On rentre enfin !
Je saute de la voiture et cours rejoindre ma mère.
Je pleure dans ses bras. C'est la première fois que je reste si loin d'elle.
_ allez ma grande. Tu vois bien que rien n'a changé !
_ je ne veux plus jamais te quitter.
_ viens avec moi.
On va sur la balançoire dehors. C'est le lieu des confidences et des moments graves.
_ si je t'ai fait aller là-bas, c'est que tu devais le rencontrer au cas où.
_ il n'y a pas de hasard maman. dis moi tout.
_ j'ai passé des examens et les résultats sont préoccupants.
_ mais je n'en aurais pas besoin. Il n'a jamais été là et toi tu es là.
_ on ne sait pas de quoi demain est fait ma chérie. Tu me connais. Je ne veux rien laisser au destin. Tu m'es trop précieuse pour laisser des incertitudes.
_ si il y a quelque chose, tu te battras jusqu'au bout ?
_ tu crois que je vais t'abandonner comme ça ? Jamais ma chérie.
_ je n'ai pas besoin de lui.
_ ça reste ton père.
_ un géniteur. Tu es ma mère, mon père, ma meilleure amie. Mon univers.
_ Lau ...
_ toi et moi. Nous contre le reste du monde !
Je pleure. Il n'y a pas de cris. Il n'y en a jamais eu. Maman m'a toujours dit qu'il ne fallait pas être en colère parce que les mots blessent et parfois le pardon ne peut jamais être fait.
Je ne sais pas comment expliquer notre vie. C'est tellement bizarre comparé aux autres.
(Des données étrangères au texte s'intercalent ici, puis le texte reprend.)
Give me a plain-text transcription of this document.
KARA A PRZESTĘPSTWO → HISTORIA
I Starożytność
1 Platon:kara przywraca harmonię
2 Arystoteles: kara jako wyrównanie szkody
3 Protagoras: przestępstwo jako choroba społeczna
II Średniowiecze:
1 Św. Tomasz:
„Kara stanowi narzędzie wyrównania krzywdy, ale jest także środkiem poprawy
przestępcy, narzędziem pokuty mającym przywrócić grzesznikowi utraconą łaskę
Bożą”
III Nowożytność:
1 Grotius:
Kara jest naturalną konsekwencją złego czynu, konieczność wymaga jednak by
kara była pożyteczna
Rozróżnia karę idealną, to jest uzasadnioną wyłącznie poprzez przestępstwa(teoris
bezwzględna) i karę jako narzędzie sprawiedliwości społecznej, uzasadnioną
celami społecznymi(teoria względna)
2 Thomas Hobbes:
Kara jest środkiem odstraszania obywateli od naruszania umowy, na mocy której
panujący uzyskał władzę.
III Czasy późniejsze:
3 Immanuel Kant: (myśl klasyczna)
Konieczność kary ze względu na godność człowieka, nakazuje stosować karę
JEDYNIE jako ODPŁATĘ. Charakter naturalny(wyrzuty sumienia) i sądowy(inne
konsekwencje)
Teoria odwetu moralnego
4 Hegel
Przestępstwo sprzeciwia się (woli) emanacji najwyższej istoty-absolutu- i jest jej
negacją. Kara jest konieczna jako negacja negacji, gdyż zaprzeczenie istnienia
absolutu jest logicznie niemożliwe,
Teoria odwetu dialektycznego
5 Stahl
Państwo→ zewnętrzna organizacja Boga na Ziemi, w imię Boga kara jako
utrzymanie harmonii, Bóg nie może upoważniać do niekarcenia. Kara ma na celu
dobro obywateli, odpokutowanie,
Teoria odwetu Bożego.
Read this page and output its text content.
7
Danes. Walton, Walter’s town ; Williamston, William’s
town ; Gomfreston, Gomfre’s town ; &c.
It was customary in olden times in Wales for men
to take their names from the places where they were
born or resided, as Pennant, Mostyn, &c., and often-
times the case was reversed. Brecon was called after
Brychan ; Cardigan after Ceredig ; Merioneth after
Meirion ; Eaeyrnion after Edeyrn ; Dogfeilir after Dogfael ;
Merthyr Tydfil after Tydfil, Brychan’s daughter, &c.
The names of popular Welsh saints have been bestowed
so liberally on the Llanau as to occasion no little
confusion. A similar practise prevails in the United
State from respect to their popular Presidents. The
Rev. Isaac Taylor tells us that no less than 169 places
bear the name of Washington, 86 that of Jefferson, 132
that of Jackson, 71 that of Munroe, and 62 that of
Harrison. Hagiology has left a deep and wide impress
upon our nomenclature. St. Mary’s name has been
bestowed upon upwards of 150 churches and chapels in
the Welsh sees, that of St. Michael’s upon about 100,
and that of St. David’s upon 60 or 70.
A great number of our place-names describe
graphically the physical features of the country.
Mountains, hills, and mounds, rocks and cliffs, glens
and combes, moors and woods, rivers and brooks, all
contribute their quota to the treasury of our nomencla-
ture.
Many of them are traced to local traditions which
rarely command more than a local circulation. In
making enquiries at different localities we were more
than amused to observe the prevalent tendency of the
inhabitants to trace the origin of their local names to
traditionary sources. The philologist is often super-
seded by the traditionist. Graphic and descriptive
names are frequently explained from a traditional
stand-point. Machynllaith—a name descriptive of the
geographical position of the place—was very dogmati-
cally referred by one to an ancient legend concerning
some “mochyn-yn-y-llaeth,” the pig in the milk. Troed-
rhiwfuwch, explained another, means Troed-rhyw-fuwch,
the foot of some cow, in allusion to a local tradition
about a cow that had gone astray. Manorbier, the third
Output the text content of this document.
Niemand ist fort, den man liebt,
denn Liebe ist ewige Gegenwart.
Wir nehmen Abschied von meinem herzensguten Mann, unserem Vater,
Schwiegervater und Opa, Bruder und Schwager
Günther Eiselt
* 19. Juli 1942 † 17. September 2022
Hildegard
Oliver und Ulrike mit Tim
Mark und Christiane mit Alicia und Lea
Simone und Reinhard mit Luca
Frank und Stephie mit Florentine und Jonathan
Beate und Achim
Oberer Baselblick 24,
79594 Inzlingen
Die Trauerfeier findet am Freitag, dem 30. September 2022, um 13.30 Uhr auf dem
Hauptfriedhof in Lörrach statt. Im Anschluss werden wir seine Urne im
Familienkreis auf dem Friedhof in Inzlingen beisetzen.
J'ai eu des crises de colère comme tout enfants. Quand c'était le cas, maman s'asseyait devant moi et attendait que je me calme. Quand c'était le cas, elle m'expliquait que je gaspillais mon énergie et elle continuait sur la raison de son refus.
Très vite, il n'y a plus eu de crises.
Nous rentrons. Je sais que papy est au courant.
Ils nous serrent dans ses bras.
Le vie reprend.
Le boulot, les études....
Les examens médicaux qui se poursuivent, le début des traitements. Parce que les résultats ne sont pas si bon. Un cancer du sein et quelques tâches ailleurs.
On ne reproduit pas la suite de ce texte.